May 11, 2022

Cheteshwar Pujara: India Tour of South Africa: Cheteshwar Pujara’s place in the eleven is becoming more and more untenable

Anyone who has owned a car, usually the first, knows how much history unfolds. First there is excitement, a sense of empowerment, and a newness and joy to this thing that works beautifully.

As a few years pass and newer, shinier models hit the market, it feels like we could have waited a little longer and done better.

Then comes the stage where ongoing repairs just aren’t worth the cost and effort, but you cling to a sense of nostalgia.

And finally, when you have to go to an important place, on a rainy day, the vehicle stops and you have no choice but to bite the bullet.

Cheteshwar Pujara’s career is at this final stage. If he hasn’t before, you can be sure Virat Kohli now feels buyer’s remorse.

On day one of the second Test at the Wanderers, Pujara poked, poked and poked his way to three runs on 32 balls before fending off the 33rd. The ball, hit in the bridge by Duanne Olivier, bounced a little more than expected, took the shoulder of the bat and flew to the point for a simple reception.

It was a convenient delivery on a field that had something for bowlers, but it was by no means unplayable, or even one Pujara was expected to play on. This has been the problem with Pujara in the recent past.
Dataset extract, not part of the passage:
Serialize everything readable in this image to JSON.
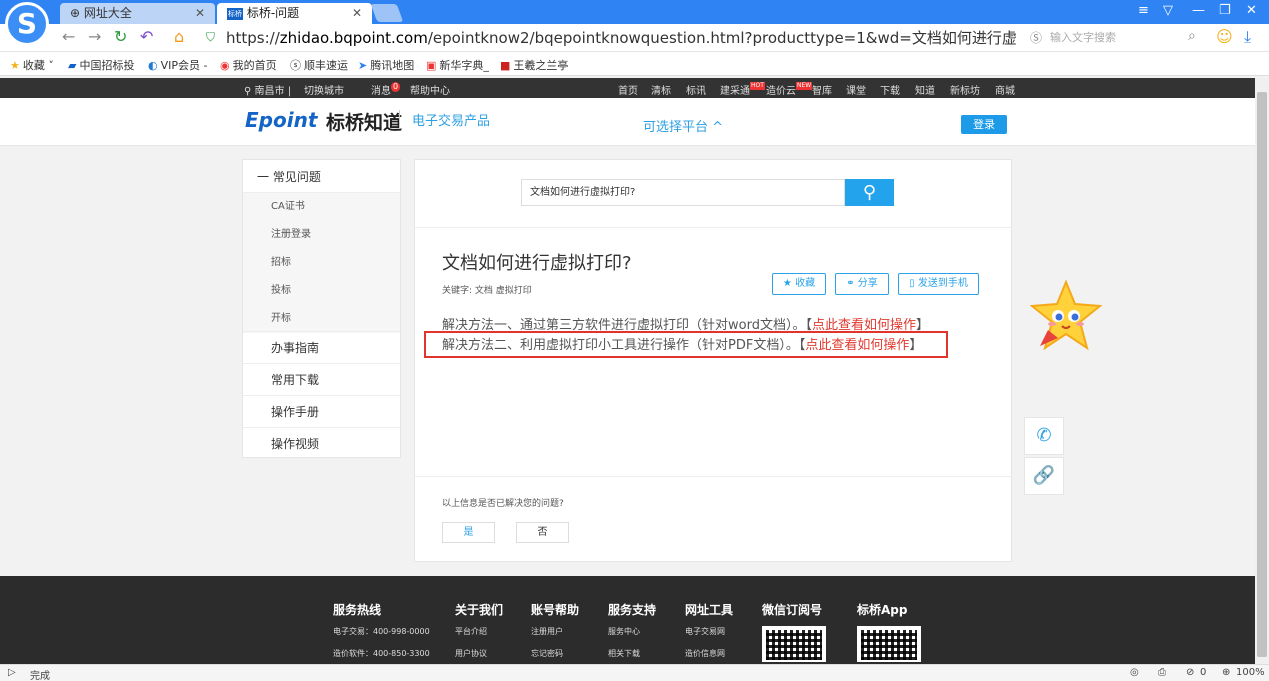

It was not a lack of intention that was the problem. It wasn’t the scoring rate, something unnecessarily pointed out in the past, that caused problems.

The problem was twofold. At the start of his innings, Pujara pushes forward, beats in front of the pad, not allowing the ball to come to him. Playing the waiting game was one of Pujara’s strengths, but for reasons the hitter and his coaches may know, it let him down.
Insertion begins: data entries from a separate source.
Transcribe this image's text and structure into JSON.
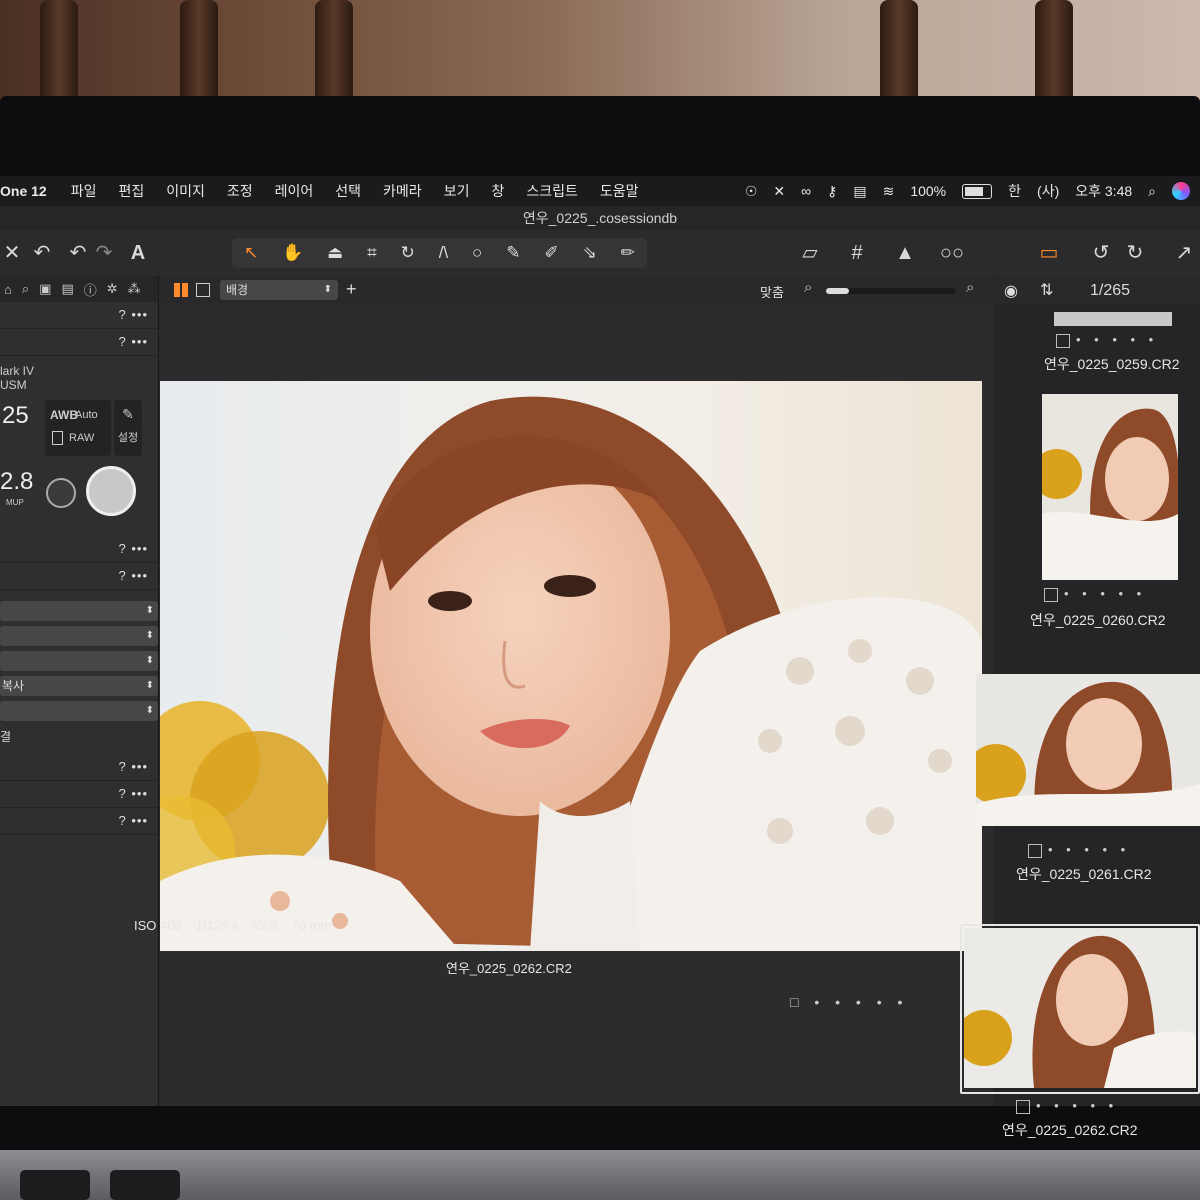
{
  "menubar": {
    "app": "One 12",
    "items": [
      "파일",
      "편집",
      "이미지",
      "조정",
      "레이어",
      "선택",
      "카메라",
      "보기",
      "창",
      "스크립트",
      "도움말"
    ],
    "battery": "100%",
    "input_method": "한",
    "volume_user": "(사)",
    "clock": "오후 3:48"
  },
  "window": {
    "title": "연우_0225_.cosessiondb"
  },
  "toolbar": {
    "text_tool": "A",
    "cursor_tool": "↖",
    "pan_tool": "✋",
    "crop_tool": "⌗",
    "rotate_tool": "↻",
    "circle_tool": "○",
    "brush_tool": "✎"
  },
  "left_panel": {
    "help_label": "? •••",
    "camera_model_line1": "lark IV",
    "camera_model_line2": "USM",
    "shutter_value": "25",
    "aperture_value": "2.8",
    "wb_mode": "AWB",
    "wb_value": "Auto",
    "format": "RAW",
    "settings_label": "설정",
    "mup_label": "MUP",
    "select_copy": "복사",
    "select_last": "결"
  },
  "viewer": {
    "mode_select": "배경",
    "fit_label": "맞춤",
    "zoom_level": 0.18,
    "iso": "ISO 400",
    "shutter": "1/125 s",
    "aperture": "f/2.8",
    "focal_length": "70 mm",
    "filename": "연우_0225_0262.CR2",
    "rating_dots": "□ • • • • •"
  },
  "browser": {
    "count": "1/265",
    "rating_dots": "• • • • •",
    "thumbnails": [
      {
        "filename": "연우_0225_0259.CR2"
      },
      {
        "filename": "연우_0225_0260.CR2"
      },
      {
        "filename": "연우_0225_0261.CR2"
      },
      {
        "filename": "연우_0225_0262.CR2"
      }
    ]
  },
  "colors": {
    "accent": "#ff8a2b",
    "panel": "#2f2f31",
    "menubar": "#1b1b1d"
  }
}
The second issue is that Pujara retired, rather than being picked by exceptional bowling.

At Centurion, Pujara threw the first pitch, in the opening innings, rushing forward and throwing a catch to the field near the side of the leg. In the second inning, Pujara tried to play one that slid nicely down the leg and gave the wicket-keeper an advantage.

Since his last Test century, against Australia in January 2019, Pujara has played 26 Tests and 45 innings with a high score of 91 at an average of 26.86. The saving grace is that he scored 11 half-centuries in the span, but to not convert any of those into a really big score is a blemish.

You could say Ajinkya Rahane is in the same boat, and you wouldn’t be far off. Except Rahane has this exceptional century in Australia and led the team to a sensational victory, in the recent pages of his CV. And the brilliant 48 of the last Test could have bought him one more Test.

Logically, India, in its transition, should omit one of these two, bring in new legs, and then phase out the second, if necessary.

The simple thing to do, when Kohli returns to the XI for the third Test, is to bench Pujara, move Hanuma Vihari to No.3 and play Shreyas Iyer at No.6.

With India crashing and burning in the early innings, there may well be one last chance for Pujara to redeem himself. However, it will take something special to restore the faith that has been sorely tried for far too long now.